Convenientemente aderezada y económicamente revelada, “la Semana Santa” se
adueña de nuestras vidas, de nuestros pequeños rincones, de nuestros pasos callejeantes
y soñadores por esta ciudad amada, por donde discurre el tiempo, nuestro
tiempo, su tiempo, siempre su tiempo. Se
adueñan de todo lo que nos pertenece y lo hacen en honor a la tradición, a la
religión, la de siempre, la del miedo, la del temor, también en aras de su
economía, de sus beneficios terrenales. Aprovechan cada instante para seguir
aumentando su presencia forzada entre los mortales.
Los medios de comunicación públicos, ignominiosamente, se ponen al servicio
de la Iglesia Católica, para mayor regocijo de los purpurados. Algunas
autoridades desfilan con honor irracional en su condición de tal, dando la
espalda a parte de los que representan, creyentes o no. Utilizan su penitencia
para el perdón de sus muchos actos inconfesables. Ponen al servicio de esa
Iglesia a los servidores públicos, funcionarios de un Estado aconfesional, el
cual hacen añicos, en un acto de surrealismo implícito.
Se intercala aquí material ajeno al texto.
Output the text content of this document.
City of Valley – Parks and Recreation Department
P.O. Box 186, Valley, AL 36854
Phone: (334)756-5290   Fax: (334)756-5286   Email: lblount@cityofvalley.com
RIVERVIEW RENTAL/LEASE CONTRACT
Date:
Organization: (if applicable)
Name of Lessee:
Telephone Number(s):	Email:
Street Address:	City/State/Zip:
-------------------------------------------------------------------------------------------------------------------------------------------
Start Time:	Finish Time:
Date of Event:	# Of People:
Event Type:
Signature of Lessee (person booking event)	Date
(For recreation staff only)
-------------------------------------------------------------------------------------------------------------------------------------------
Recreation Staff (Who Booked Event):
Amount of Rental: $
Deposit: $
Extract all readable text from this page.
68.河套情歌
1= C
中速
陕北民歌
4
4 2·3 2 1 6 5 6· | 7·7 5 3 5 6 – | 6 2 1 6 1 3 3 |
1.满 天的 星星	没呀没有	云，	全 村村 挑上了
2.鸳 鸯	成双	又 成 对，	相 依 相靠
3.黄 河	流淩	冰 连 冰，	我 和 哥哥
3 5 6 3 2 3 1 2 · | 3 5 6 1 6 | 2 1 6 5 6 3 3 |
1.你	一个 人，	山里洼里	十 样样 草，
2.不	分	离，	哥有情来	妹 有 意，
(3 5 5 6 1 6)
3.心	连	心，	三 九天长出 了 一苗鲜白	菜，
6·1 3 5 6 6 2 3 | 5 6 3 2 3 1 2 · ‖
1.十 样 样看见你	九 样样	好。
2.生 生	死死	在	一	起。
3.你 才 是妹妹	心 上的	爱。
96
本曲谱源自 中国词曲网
En sus desfiles, nos muestran figuras y esculturas que solo exteriorizan
dolor, que hacen temer y no amar. Nos condicionan, nos restringen nuestra libertad personal y de
circulación y como una eclosión primaveral, explosionan su credo subvencionado
y su verdad, contra nuestra razón y contra nuestros derechos civiles y
económicos. De forma subrepticia seducen a las gentes sencillas y buenas del
pueblo y les hacen ser sus valedores, justificando la raíz religiosa de nuestra
sociedad para someterlos a sus dictados.
Habrá que seguir trabajando para que la sinrazón no se apodere de nuestras
vidas, para que cada uno ejerza su deseada libertad religiosa íntimamente o con
el resto de su comunidad, pero sin afectar a la libertad de los demás y así,
que cada año, nuestra Zaragoza, no se llegue a convertir por estas fechas en
una ciudad en “estado de sitio” y sí, en un ejemplo de convivencia laica,
independientemente de las creencias de sus moradores.